Lihat ke Halaman Asli

Etiologi Kebetulan: Sebuah Refleksi Pasca Ramadhan

Diperbarui: 24 Juni 2015   08:52

Kompasiana adalah platform blog. Konten ini menjadi tanggung jawab bloger dan tidak mewakili pandangan redaksi Kompas.

Filsafat. Sumber ilustrasi: PEXELS/Wirestock

Oleh. Danik Eka Rahmaningtiyas

“Kebetulan! Lalu apa yang anda pikirkan tentang kebetulan-kebetulan itu?”


Menurut Sigmund Freud sang psikoanalisa, bahwa tipografi kesadaran manusia dibagi menjadi tiga bagian, yakni alam tak sadar, alam prasadar, alam sadar. Dimana alam tak sadar mendominasi kesadaran manusia. Tipografi tersebut yakni :


  1. Alam Tak Sadar berisi dorongan (impuls), nafsu, hasrat, ide, dan perasaan yang ditekan. Kebutuhan-kebutuhan vital individu berada dalam alam tak sadar ini, sebagai kontrol mekanisme kerja tubuh dalam alam sadarnya. Alam tak sadar adalah motiv atas alam sadar individu. Namun, alam tak sadar tidak dapat diingat dalam alam sadar apabila sistem sensorik kesadaran sedang bekerja. Alam tak sadar dapat muncul dalam alam sadar apabila sistem sensorik sebagai alat kontrol kesadaran sedang tak berdaya. Misalnya, orang mengigau saat tidur, berbicara saat mabuk, keceplosan dalam bercanda. Alam tak sadar dapat pula dipanggil saat sadar, misalnya melalui teknik meditasi saat kita dapat memusatkan konsentrasi dan melepaskan sensor-sensor kesadaran kita.
  2. Alam Prasadar tidak serta merta ada saat individu lahir, tetapi berkembang pada saat kanak-kanak. Karena tekanan dan pengikat energi mental supaya kegiatan-kegiatan instinctual tidak bergerak liar, namun diikat dengan hal-hal yang bersifat normatif pada alam sadar. Hal ini dapat kita lihat pada seorang bayi yang dengan mudah melepaskan kebutuhan-kebutuhan vitalnya seperti lapar, buang hajat, dll tanpa menghiraukan norma lingkungannya. Jadi, alam prasadar adalah sensor atas alam tak sadar yang dikeluarkan dalam alam sadar.
  3. Alam Sadar adalah suatu keadaan dimana individu mampu mengadakan hubungan dengan lingkungannya melalui pancaindera dan mengadakan pembatasan terhadap lingkungan serta dirinya sendiri melalui perhatian. Bila kesadaran baik, maka akan terjadi orientasi tentang waktu, ruang, objek, gerak, dll dengan pengertian yang baik pula serta pemakaian informasi yang efektif (melalui ingatan dan pertimbangan).

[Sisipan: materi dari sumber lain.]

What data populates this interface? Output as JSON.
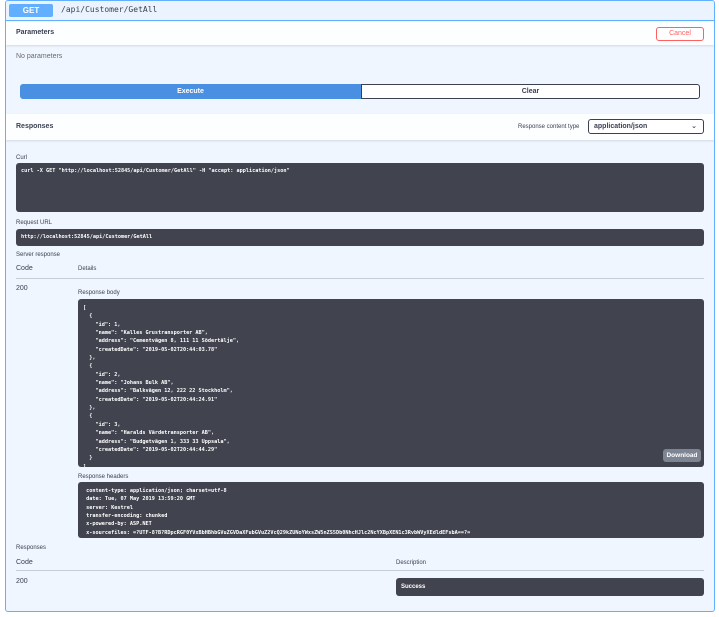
{
  "operation": {
    "method": "GET",
    "path": "/api/Customer/GetAll"
  },
  "parameters": {
    "title": "Parameters",
    "cancel_label": "Cancel",
    "empty_text": "No parameters"
  },
  "actions": {
    "execute_label": "Execute",
    "clear_label": "Clear"
  },
  "responses_header": {
    "title": "Responses",
    "content_type_label": "Response content type",
    "content_type_value": "application/json"
  },
  "curl": {
    "label": "Curl",
    "command": "curl -X GET \"http://localhost:52845/api/Customer/GetAll\" -H \"accept: application/json\""
  },
  "request_url": {
    "label": "Request URL",
    "value": "http://localhost:52845/api/Customer/GetAll"
  },
  "server_response": {
    "label": "Server response",
    "code_header": "Code",
    "details_header": "Details",
    "code": "200",
    "body_label": "Response body",
    "body": "[\n  {\n    \"id\": 1,\n    \"name\": \"Kalles Grustransporter AB\",\n    \"address\": \"Cementvägen 8, 111 11 Södertälje\",\n    \"createdDate\": \"2019-05-02T20:44:03.78\"\n  },\n  {\n    \"id\": 2,\n    \"name\": \"Johans Bulk AB\",\n    \"address\": \"Balkvägen 12, 222 22 Stockholm\",\n    \"createdDate\": \"2019-05-02T20:44:24.91\"\n  },\n  {\n    \"id\": 3,\n    \"name\": \"Haralds Värdetransporter AB\",\n    \"address\": \"Budgetvägen 1, 333 33 Uppsala\",\n    \"createdDate\": \"2019-05-02T20:44:44.29\"\n  }\n]",
    "download_label": "Download",
    "headers_label": "Response headers",
    "headers": " content-type: application/json; charset=utf-8\n date: Tue, 07 May 2019 13:59:20 GMT\n server: Kestrel\n transfer-encoding: chunked\n x-powered-by: ASP.NET\n x-sourcefiles: =?UTF-8?B?RDpcRGF0YVxBbHBhbGVuZGVDaXFubGVuZ2VcQ29kZUNoYWxsZW5nZS5Db0NhcHJlc2NcYXBpXEN1c3RvbWVyXEdldEFsbA==?="
  },
  "responses_table": {
    "label": "Responses",
    "code_header": "Code",
    "description_header": "Description",
    "code": "200",
    "description": "Success"
  }
}
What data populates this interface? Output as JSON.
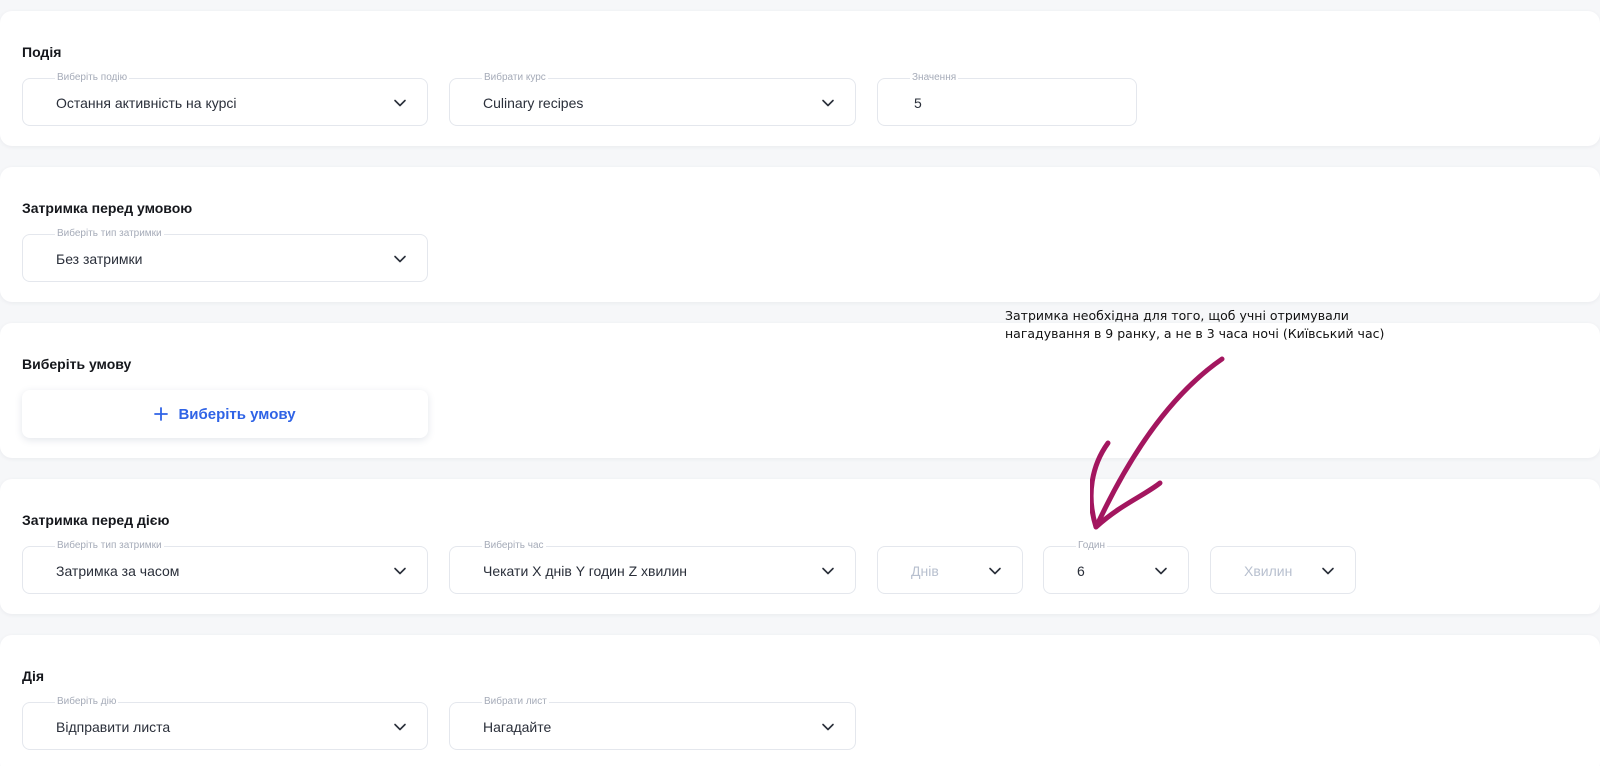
{
  "sections": {
    "event": {
      "title": "Подія",
      "fields": [
        {
          "label": "Виберіть подію",
          "value": "Остання активність на курсі"
        },
        {
          "label": "Вибрати курс",
          "value": "Culinary recipes"
        },
        {
          "label": "Значення",
          "value": "5"
        }
      ]
    },
    "delay_before_condition": {
      "title": "Затримка перед умовою",
      "fields": [
        {
          "label": "Виберіть тип затримки",
          "value": "Без затримки"
        }
      ]
    },
    "condition": {
      "title": "Виберіть умову",
      "add_button_label": "Виберіть умову",
      "add_icon": "plus-icon"
    },
    "delay_before_action": {
      "title": "Затримка перед дією",
      "fields": [
        {
          "label": "Виберіть тип затримки",
          "value": "Затримка за часом"
        },
        {
          "label": "Виберіть час",
          "value": "Чекати X днів Y годин Z хвилин"
        },
        {
          "label": "",
          "value": "Днів"
        },
        {
          "label": "Годин",
          "value": "6"
        },
        {
          "label": "",
          "value": "Хвилин"
        }
      ]
    },
    "action": {
      "title": "Дія",
      "fields": [
        {
          "label": "Виберіть дію",
          "value": "Відправити листа"
        },
        {
          "label": "Вибрати лист",
          "value": "Нагадайте"
        }
      ]
    }
  },
  "annotation": {
    "line1": "Затримка необхідна для того, щоб учні отримували",
    "line2": "нагадування в 9 ранку, а не в 3 часа ночі  (Київський час)",
    "arrow_color": "#a3165f"
  },
  "colors": {
    "accent": "#2f63e6",
    "placeholder": "#b8c0cf",
    "border": "#e4e7ed"
  }
}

Apabila kita memaknai kebetulan berangkat dari sesuatu yang tidak disadari berdasarkan tipografi kesadaran manusia yang dikemukakan oleh Sigmund Freud, bahwa segala sesuatu yang dialami oleh manusia adalah sebuah akibat dari pengalaman masa lalu dan impuls-impuls yang digerakkan oleh alam tak sadarnya yang termanifestasikan dalam alam sadar. Karena alam sadar tak mampu mengenali kondisi yang terjadi dibalik kesadaran tersebut.

Menurut Thomas Kunt semesta adalah konstruksi sosial, dia bukanlah sesuatu yang tiba-tiba ada tanpa ada bentukan kehidupan atau sistem sebelumnya.  Kebetulan pun bukan sesuatu yang terlahir begitu saja tanpa sebuah kisah atau pengalaman yang terekam sebelumnya. Sementara menurut Roy Bhaskar semesta tidak semata-mata hasil konstruksi sosial (lubis & ardian, 2011 :130), ada sesuatu yang bersifat metafisik dari setiap kejadian.

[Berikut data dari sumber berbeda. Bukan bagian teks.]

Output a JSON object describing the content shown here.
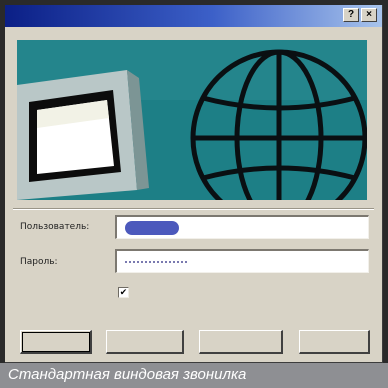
{
  "window": {
    "title": "",
    "help_label": "?",
    "close_label": "×"
  },
  "form": {
    "username_label": "Пользователь:",
    "password_label": "Пароль:",
    "username_value": "",
    "password_value": "",
    "save_password_checked": true,
    "save_password_label": ""
  },
  "buttons": {
    "dial_label": "",
    "cancel_label": "",
    "properties_label": "",
    "help_label": ""
  },
  "caption": "Стандартная виндовая звонилка",
  "icons": {
    "help": "question-icon",
    "close": "close-icon",
    "banner_monitor": "monitor-icon",
    "banner_globe": "globe-icon"
  },
  "colors": {
    "titlebar_start": "#0b1f86",
    "titlebar_end": "#a8c4ec",
    "dialog_face": "#d8d3c6",
    "banner_bg": "#1d7f86",
    "caption_bg": "#8e8f93"
  }
}
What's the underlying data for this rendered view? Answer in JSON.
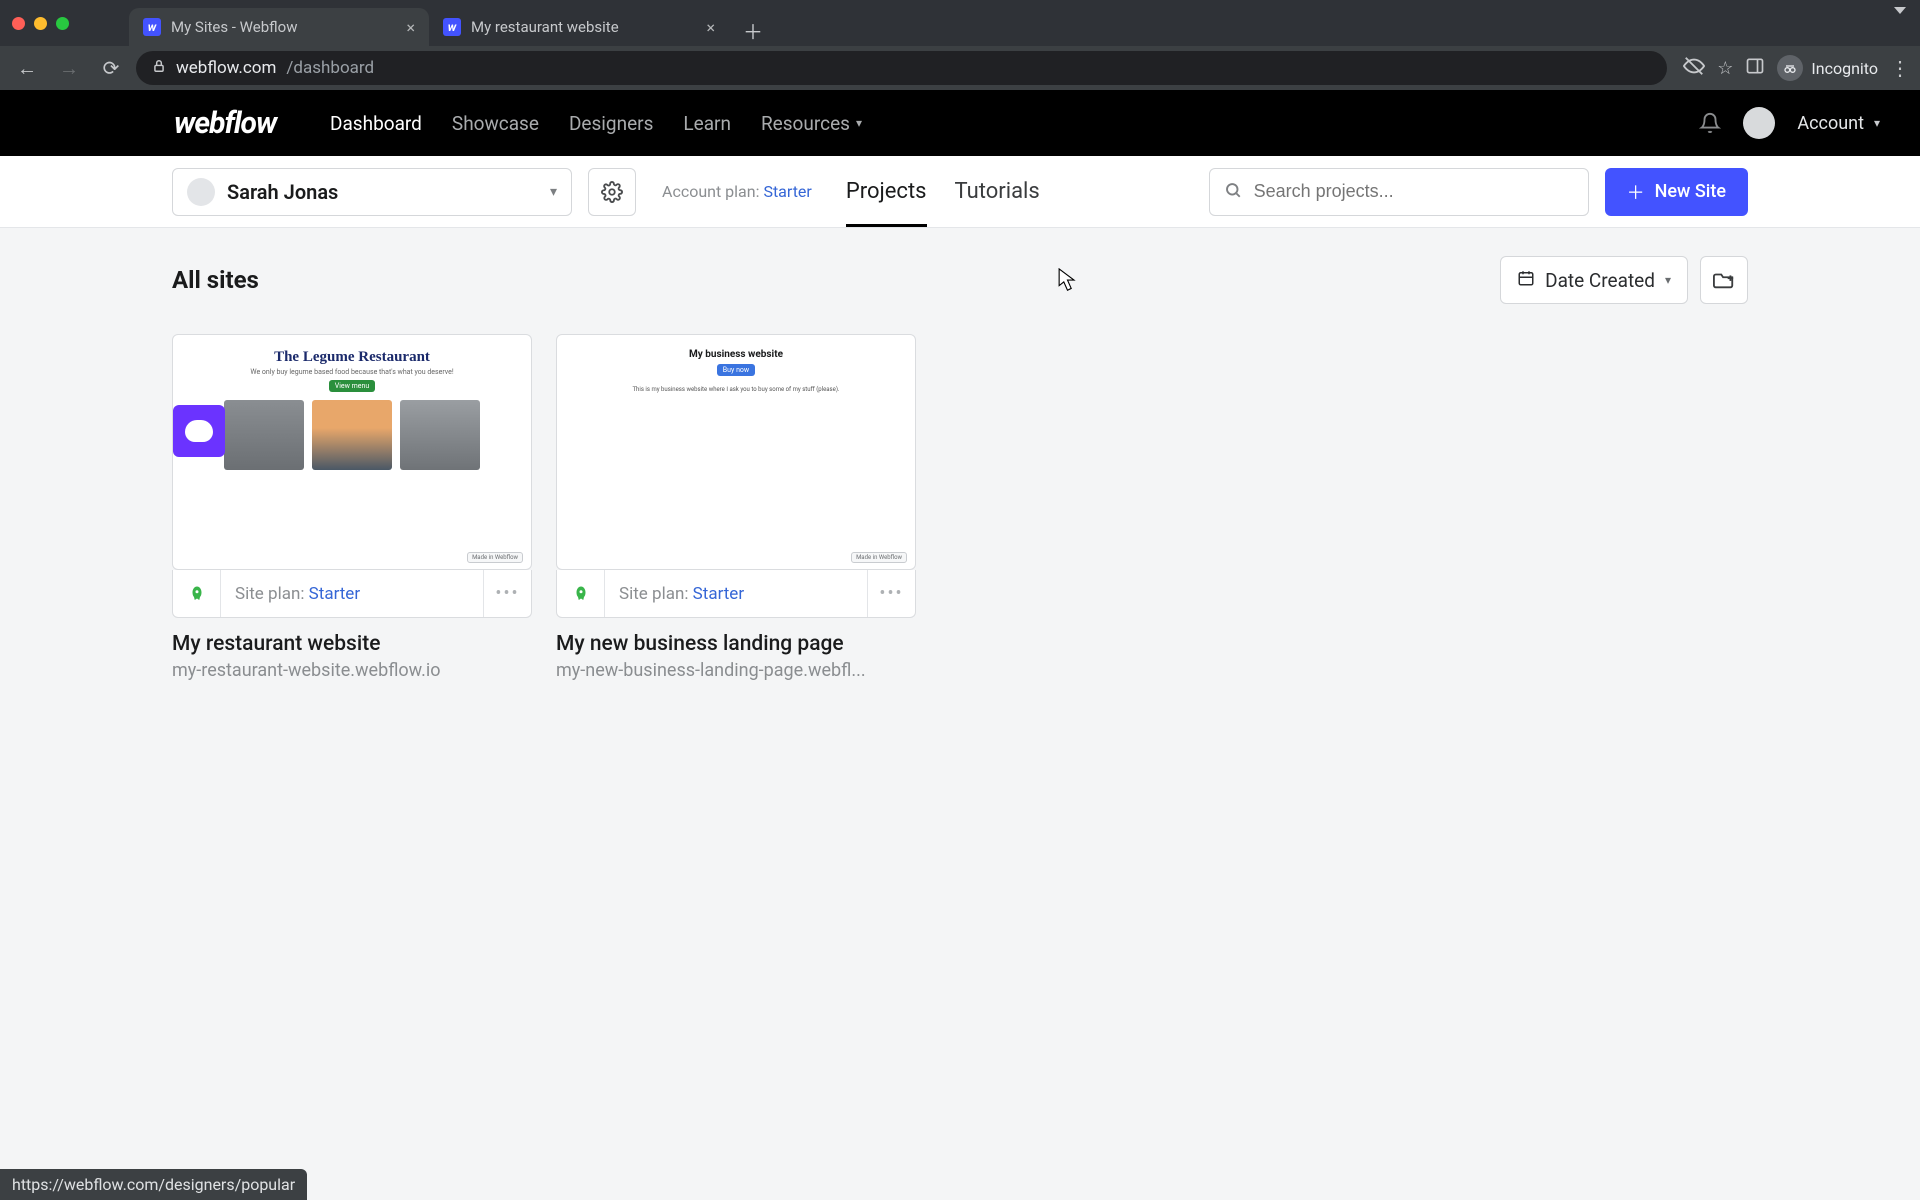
{
  "browser": {
    "tabs": [
      {
        "title": "My Sites - Webflow",
        "active": true
      },
      {
        "title": "My restaurant website",
        "active": false
      }
    ],
    "url_host": "webflow.com",
    "url_path": "/dashboard",
    "incognito_label": "Incognito"
  },
  "topnav": {
    "logo": "webflow",
    "items": [
      "Dashboard",
      "Showcase",
      "Designers",
      "Learn",
      "Resources"
    ],
    "active": "Dashboard",
    "account_label": "Account"
  },
  "workspace": {
    "user_name": "Sarah Jonas",
    "plan_label": "Account plan:",
    "plan_value": "Starter",
    "tabs": [
      "Projects",
      "Tutorials"
    ],
    "active_tab": "Projects",
    "search_placeholder": "Search projects...",
    "new_site_label": "New Site"
  },
  "content": {
    "title": "All sites",
    "sort_label": "Date Created"
  },
  "sites": [
    {
      "title": "My restaurant website",
      "url": "my-restaurant-website.webflow.io",
      "plan_label": "Site plan:",
      "plan_value": "Starter",
      "thumb": {
        "heading": "The Legume Restaurant",
        "sub": "We only buy legume based food because that's what you deserve!",
        "pill": "View menu",
        "made_in": "Made in Webflow"
      }
    },
    {
      "title": "My new business landing page",
      "url": "my-new-business-landing-page.webfl...",
      "plan_label": "Site plan:",
      "plan_value": "Starter",
      "thumb": {
        "heading": "My business website",
        "pill": "Buy now",
        "desc": "This is my business website where I ask you to buy some of my stuff (please).",
        "made_in": "Made in Webflow"
      }
    }
  ],
  "status_url": "https://webflow.com/designers/popular"
}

Bisa jadi orang yang secara kebetulan menumpahkan kopi, memiliki riwayat hubungan tidak baik atau instinc terpendam di alam tak sadarnya lalu dilakukan displacement (pemindahan) yang tidak disadari, dengan menumpahkan kopi di baju kawannya. Individu itu sendiri merasa bahwa apa yang dilakukannya tidak disengaja, hanya kebetulan. Namun, alam bawah sadarnya telah menggerakkan otot-otot kinestetiknya, tanpa disadari si pemilik tubuh.

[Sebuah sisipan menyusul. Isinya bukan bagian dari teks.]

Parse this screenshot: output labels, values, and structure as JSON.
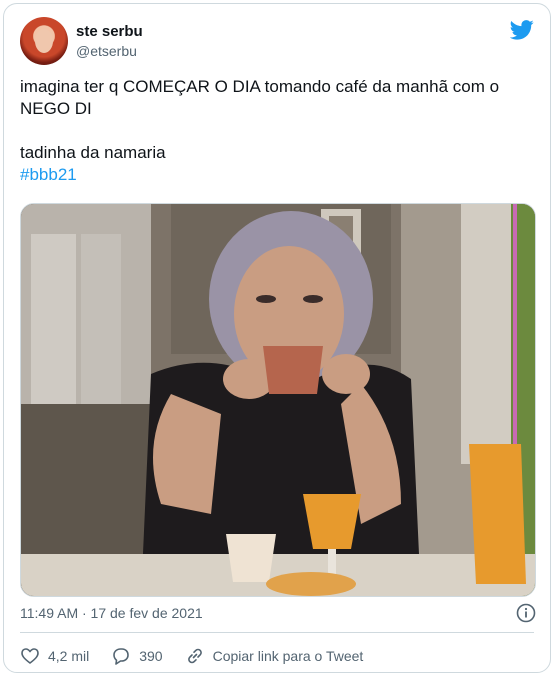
{
  "author": {
    "name": "ste serbu",
    "handle": "@etserbu",
    "avatar_icon": "profile-photo"
  },
  "tweet": {
    "line1": "imagina ter q COMEÇAR O DIA tomando café da manhã com o NEGO DI",
    "line2": "tadinha da namaria",
    "hashtag": "#bbb21",
    "timestamp": "11:49 AM · 17 de fev de 2021"
  },
  "actions": {
    "likes": "4,2 mil",
    "replies": "390",
    "copy_link": "Copiar link para o Tweet"
  },
  "icons": {
    "brand": "twitter-bird-icon",
    "info": "info-icon",
    "like": "heart-icon",
    "reply": "speech-bubble-icon",
    "link": "link-icon"
  },
  "colors": {
    "brand_blue": "#1d9bf0",
    "text": "#0f1419",
    "muted": "#536471",
    "border": "#cfd9de"
  }
}
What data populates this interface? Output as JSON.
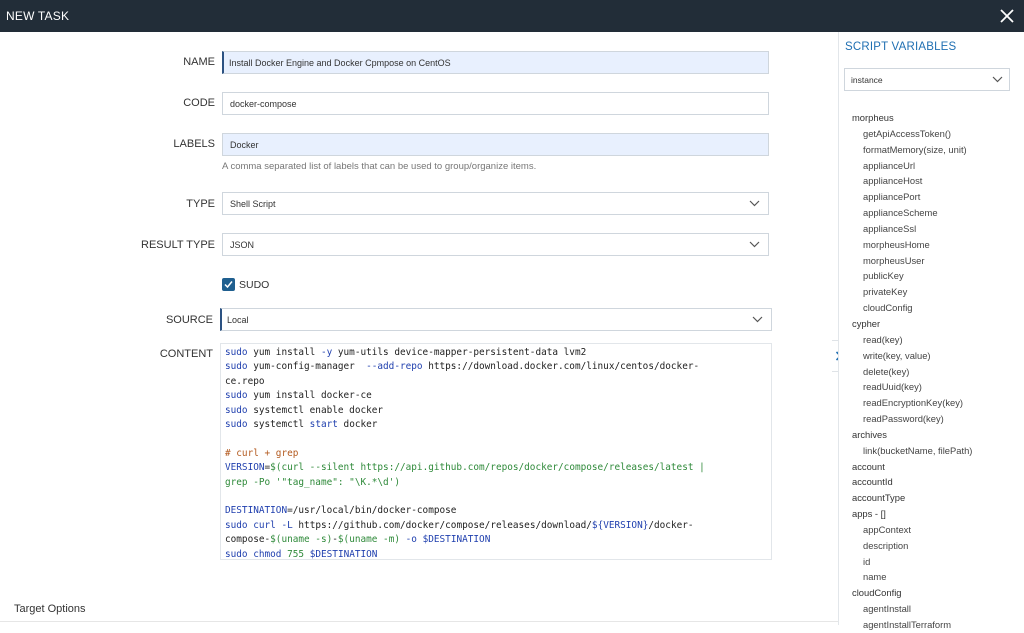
{
  "dialog": {
    "title": "NEW TASK",
    "close_icon": "close-icon"
  },
  "form": {
    "name": {
      "label": "NAME",
      "value": "Install Docker Engine and Docker Cpmpose on CentOS"
    },
    "code": {
      "label": "CODE",
      "value": "docker-compose"
    },
    "labels": {
      "label": "LABELS",
      "value": "Docker",
      "helper": "A comma separated list of labels that can be used to group/organize items."
    },
    "type": {
      "label": "TYPE",
      "value": "Shell Script"
    },
    "result_type": {
      "label": "RESULT TYPE",
      "value": "JSON"
    },
    "sudo": {
      "label": "SUDO",
      "checked": true
    },
    "source": {
      "label": "SOURCE",
      "value": "Local"
    },
    "content": {
      "label": "CONTENT",
      "lines": [
        "sudo yum install -y yum-utils device-mapper-persistent-data lvm2",
        "sudo yum-config-manager  --add-repo https://download.docker.com/linux/centos/docker-",
        "ce.repo",
        "sudo yum install docker-ce",
        "sudo systemctl enable docker",
        "sudo systemctl start docker",
        "",
        "# curl + grep",
        "VERSION=$(curl --silent https://api.github.com/repos/docker/compose/releases/latest |",
        "grep -Po '\"tag_name\": \"\\K.*\\d')",
        "",
        "DESTINATION=/usr/local/bin/docker-compose",
        "sudo curl -L https://github.com/docker/compose/releases/download/${VERSION}/docker-",
        "compose-$(uname -s)-$(uname -m) -o $DESTINATION",
        "sudo chmod 755 $DESTINATION"
      ]
    },
    "target_options": "Target Options"
  },
  "sidebar": {
    "title": "SCRIPT VARIABLES",
    "select_value": "instance",
    "items": [
      {
        "text": "morpheus",
        "group": true
      },
      {
        "text": "getApiAccessToken()",
        "group": false
      },
      {
        "text": "formatMemory(size, unit)",
        "group": false
      },
      {
        "text": "applianceUrl",
        "group": false
      },
      {
        "text": "applianceHost",
        "group": false
      },
      {
        "text": "appliancePort",
        "group": false
      },
      {
        "text": "applianceScheme",
        "group": false
      },
      {
        "text": "applianceSsl",
        "group": false
      },
      {
        "text": "morpheusHome",
        "group": false
      },
      {
        "text": "morpheusUser",
        "group": false
      },
      {
        "text": "publicKey",
        "group": false
      },
      {
        "text": "privateKey",
        "group": false
      },
      {
        "text": "cloudConfig",
        "group": false
      },
      {
        "text": "cypher",
        "group": true
      },
      {
        "text": "read(key)",
        "group": false
      },
      {
        "text": "write(key, value)",
        "group": false
      },
      {
        "text": "delete(key)",
        "group": false
      },
      {
        "text": "readUuid(key)",
        "group": false
      },
      {
        "text": "readEncryptionKey(key)",
        "group": false
      },
      {
        "text": "readPassword(key)",
        "group": false
      },
      {
        "text": "archives",
        "group": true
      },
      {
        "text": "link(bucketName, filePath)",
        "group": false
      },
      {
        "text": "account",
        "group": true
      },
      {
        "text": "accountId",
        "group": true
      },
      {
        "text": "accountType",
        "group": true
      },
      {
        "text": "apps - []",
        "group": true
      },
      {
        "text": "appContext",
        "group": false
      },
      {
        "text": "description",
        "group": false
      },
      {
        "text": "id",
        "group": false
      },
      {
        "text": "name",
        "group": false
      },
      {
        "text": "cloudConfig",
        "group": true
      },
      {
        "text": "agentInstall",
        "group": false
      },
      {
        "text": "agentInstallTerraform",
        "group": false
      }
    ]
  },
  "colors": {
    "topbar": "#222d38",
    "accent": "#1f6fb2",
    "checkbox": "#1f5f8f",
    "field_filled": "#e8f0fe"
  }
}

Kebetulan bisa dimaknai sebagai stimulus yang menghasilkan respon dan juga akibat dari pengalaman masa lalu serta pengaruh alam tak sadar. Kebetulan sebagai stimulus bukan merupakan variabel bebas karena jika dibenturkan dengan situasi emosi dan lingkungan (ruang dan waktu) individu akan mampu merubah stimulus itu sendiri. Baik menjadi respon yang bersifat afektif, kognitif, maupu konatif, bisa juga respon yang dihasilkan pun tiga ranah sekaligus. Apakah akan menjadi stimulus positif, stimulus negatif, atau stimulus netral.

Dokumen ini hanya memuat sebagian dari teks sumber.